Henry Higgins makes a handsome living by teaching the nouveau riche to speak with a cultured accent so they can pass into polite society.  Two accidental meetings present Higgins with the opportunity of teaching the Cockney flower girl Eliza Doolittle and passing her off as a duchess; it is a challenge he finds irresistible.  Eliza and Higgins develop a love-hate relationship in the process, and the young, good-looking but penniless Freddy Hill provides the third point of the eternal triangle.  Two questions are posed: Will Higgins succeed in his plan for Eliza? Will Eliza choose Higgins or Freddy?

The title of the play refers to the ancient Greek myth of the sculptor Pygmalion who falls hopelessly in love with one of his creations, a statue of a beautiful woman whom he calls Galatea.  Pygmalion prays to the gods to bring his statue to life.  His wish is granted, but does it make either him or Galatea happy?

George Bernard Shaw's play has certainly given life to some very memorable characters.  There is the intelligent, talented but socially inept Henry Higgins, a "confirmed bachelor".  With him is the kind and mostly thoughtful Colonel Pickering.  Eliza is a resourceful, almost ambitious, young woman with a firm moral character.  And her father Alfred Doolittle is a honey-tongued cadger of the first order.

The banter in the play is sparkling and, at times, profound.  Shaw has endearingly rendered Eliza's versatile Cockney expression of surprise and disbelief as "Ah-ah-oh-ow-ow-ow-oo!", and there are more than a few of them in the play.

Higgins gives us some nuggets of wisdom:

Happy is the man who can make a living by his hobby!
and

It is these little things that matter, Pickering. Take care of the pence and the pounds will take care of themselves is as true of personal habits as of money.
and

Would the world ever have been made if its maker had been afraid of making trouble? Making life means making trouble. Theres only one way of escaping trouble; and that's killing things. Cowards, you notice, are always shrieking to have troublesome people killed.

Eliza  grows as a person.  Early on we are treated to her less than eloquent judgements on the world:

What become of her new straw hat that should have come to me? Somebody pinched it; and what I say is, them as pinched it done her in.

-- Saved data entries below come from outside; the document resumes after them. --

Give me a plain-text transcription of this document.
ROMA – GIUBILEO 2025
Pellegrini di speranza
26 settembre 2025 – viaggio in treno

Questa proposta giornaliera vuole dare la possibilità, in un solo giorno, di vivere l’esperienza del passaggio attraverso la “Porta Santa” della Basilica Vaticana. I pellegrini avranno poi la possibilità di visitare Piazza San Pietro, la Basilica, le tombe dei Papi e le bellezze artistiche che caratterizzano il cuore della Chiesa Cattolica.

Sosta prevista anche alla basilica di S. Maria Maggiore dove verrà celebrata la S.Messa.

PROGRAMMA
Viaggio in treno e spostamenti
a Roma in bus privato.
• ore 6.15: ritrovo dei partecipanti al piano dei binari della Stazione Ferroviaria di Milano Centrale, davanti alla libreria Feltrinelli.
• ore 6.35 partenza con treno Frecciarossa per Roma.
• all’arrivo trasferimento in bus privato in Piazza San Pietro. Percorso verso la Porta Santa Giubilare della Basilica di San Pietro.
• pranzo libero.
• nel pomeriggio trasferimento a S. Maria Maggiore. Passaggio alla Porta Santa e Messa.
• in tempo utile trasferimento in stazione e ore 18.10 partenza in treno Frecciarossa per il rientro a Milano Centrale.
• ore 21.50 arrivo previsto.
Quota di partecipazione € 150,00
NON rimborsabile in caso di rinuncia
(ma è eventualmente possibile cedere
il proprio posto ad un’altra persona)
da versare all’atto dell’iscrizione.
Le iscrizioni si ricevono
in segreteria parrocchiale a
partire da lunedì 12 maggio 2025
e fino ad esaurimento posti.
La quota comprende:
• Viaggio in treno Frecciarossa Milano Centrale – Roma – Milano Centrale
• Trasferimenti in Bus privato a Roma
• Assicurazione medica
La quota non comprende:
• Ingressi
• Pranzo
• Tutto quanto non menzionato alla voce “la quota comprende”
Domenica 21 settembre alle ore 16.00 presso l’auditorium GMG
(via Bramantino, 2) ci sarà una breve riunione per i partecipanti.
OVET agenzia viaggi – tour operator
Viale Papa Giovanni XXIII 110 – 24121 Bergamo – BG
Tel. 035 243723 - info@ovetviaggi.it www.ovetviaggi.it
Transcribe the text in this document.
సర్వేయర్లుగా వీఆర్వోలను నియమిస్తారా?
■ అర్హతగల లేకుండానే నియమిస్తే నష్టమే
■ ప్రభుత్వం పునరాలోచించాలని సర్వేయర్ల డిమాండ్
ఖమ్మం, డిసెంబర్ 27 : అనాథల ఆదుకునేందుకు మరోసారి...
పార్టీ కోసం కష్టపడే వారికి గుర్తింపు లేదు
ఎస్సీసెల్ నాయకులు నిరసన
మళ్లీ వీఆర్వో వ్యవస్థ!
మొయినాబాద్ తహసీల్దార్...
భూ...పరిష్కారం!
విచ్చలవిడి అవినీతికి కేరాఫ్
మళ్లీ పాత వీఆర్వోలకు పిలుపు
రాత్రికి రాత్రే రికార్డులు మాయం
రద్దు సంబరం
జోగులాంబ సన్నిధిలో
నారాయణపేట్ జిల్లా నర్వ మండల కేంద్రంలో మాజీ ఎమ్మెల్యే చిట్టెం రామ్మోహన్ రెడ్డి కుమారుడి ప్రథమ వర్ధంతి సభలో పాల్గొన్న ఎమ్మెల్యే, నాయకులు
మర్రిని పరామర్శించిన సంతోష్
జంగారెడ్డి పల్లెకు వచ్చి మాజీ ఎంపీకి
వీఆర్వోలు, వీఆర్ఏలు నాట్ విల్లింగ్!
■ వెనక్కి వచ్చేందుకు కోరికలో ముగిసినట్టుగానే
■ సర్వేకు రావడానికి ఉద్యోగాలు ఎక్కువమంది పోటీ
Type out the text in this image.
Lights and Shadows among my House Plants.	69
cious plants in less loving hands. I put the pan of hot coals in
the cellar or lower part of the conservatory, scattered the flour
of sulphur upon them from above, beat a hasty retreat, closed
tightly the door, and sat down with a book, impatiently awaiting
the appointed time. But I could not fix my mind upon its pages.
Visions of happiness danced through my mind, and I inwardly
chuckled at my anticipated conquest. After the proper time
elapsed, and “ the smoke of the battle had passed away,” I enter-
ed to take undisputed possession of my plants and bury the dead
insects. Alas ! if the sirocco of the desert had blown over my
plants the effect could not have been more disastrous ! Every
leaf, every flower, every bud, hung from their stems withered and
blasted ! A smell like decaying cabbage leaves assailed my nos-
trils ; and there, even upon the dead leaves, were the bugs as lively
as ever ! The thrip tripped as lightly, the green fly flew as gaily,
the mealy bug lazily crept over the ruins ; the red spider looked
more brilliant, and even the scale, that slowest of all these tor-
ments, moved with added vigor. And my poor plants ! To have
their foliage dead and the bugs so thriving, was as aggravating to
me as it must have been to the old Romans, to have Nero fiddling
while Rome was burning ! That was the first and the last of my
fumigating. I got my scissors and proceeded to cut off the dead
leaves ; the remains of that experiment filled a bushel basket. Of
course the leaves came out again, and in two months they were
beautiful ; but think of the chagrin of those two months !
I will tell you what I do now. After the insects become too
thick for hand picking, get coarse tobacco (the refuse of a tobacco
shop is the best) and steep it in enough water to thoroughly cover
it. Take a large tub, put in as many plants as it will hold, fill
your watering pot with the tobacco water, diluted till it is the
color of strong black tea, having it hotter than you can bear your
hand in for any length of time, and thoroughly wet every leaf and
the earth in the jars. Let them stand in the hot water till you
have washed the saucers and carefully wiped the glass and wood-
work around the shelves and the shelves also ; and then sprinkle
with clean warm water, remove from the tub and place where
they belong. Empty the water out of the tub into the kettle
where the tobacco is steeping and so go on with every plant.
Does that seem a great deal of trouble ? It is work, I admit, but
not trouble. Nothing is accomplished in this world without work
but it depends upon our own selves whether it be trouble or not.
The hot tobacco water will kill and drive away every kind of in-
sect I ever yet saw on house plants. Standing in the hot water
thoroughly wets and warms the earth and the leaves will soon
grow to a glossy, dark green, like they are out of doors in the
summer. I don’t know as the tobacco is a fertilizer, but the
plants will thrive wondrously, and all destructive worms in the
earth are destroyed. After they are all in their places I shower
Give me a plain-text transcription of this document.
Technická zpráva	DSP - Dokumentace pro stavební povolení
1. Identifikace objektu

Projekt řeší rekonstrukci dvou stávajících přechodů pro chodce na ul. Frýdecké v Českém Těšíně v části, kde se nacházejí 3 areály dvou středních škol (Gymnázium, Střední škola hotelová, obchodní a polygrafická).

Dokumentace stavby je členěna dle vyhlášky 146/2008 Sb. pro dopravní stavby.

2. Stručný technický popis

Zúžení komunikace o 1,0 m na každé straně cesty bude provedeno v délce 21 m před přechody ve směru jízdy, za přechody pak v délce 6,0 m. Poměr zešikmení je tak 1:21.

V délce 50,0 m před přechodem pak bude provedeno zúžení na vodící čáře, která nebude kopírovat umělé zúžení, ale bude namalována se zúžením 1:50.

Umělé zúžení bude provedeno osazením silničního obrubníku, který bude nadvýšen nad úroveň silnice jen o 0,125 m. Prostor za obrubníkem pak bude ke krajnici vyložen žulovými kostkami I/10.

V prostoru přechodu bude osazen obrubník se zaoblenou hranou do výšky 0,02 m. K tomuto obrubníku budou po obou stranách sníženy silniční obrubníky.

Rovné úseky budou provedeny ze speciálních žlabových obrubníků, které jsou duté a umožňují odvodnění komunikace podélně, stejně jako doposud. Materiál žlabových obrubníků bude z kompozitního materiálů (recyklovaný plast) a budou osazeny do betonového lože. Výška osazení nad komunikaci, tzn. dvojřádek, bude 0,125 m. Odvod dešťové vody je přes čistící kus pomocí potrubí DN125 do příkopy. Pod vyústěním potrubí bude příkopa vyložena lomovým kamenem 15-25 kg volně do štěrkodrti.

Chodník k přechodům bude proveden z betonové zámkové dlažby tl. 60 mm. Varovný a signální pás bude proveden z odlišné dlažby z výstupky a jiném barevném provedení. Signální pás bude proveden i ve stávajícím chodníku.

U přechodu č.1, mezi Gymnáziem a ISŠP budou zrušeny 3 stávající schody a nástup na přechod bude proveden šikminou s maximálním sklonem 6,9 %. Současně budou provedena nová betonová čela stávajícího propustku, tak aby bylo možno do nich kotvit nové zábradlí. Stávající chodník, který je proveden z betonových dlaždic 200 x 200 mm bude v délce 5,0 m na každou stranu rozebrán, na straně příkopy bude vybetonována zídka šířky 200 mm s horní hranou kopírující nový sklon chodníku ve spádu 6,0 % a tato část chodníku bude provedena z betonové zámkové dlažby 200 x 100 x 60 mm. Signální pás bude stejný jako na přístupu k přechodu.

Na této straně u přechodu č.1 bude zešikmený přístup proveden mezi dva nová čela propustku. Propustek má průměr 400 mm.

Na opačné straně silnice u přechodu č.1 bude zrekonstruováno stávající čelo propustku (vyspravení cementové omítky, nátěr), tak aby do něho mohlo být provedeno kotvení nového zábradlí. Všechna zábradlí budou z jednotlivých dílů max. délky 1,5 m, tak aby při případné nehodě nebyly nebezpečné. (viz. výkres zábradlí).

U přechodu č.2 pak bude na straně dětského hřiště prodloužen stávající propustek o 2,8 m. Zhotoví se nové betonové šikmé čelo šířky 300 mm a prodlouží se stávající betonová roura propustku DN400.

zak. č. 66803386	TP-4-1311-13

Later, she is able to sum up her difficulties with Higgins in razor-sharp terms:

... the difference between a lady and a flower girl is not how she behaves, but how she’s treated. I shall always be a flower girl to Professor Higgins, because he always treats me as a flower girl, and always will; but I know I can be a lady to you, because you always treat me as a lady, and always will.

And, of course, there is the ever-philosophical panhandling Alfred Doolittle:

I don't need less than a deserving man: I need more. I don't eat less hearty than him; and I drink a lot more. I want a bit of amusement, cause I’m a thinking man. I want cheerfulness and a song and a band when I feel low. Well, they charge me just the same for everything as they charge the deserving. What is middle class morality? Just an excuse for never giving me anything.
A great point of interest for me was comparing the ending of Pygmalion with the ending of My Fair Lady: one entices speculation, while the other, frankly, palls.  I'll leave you to work out which is which.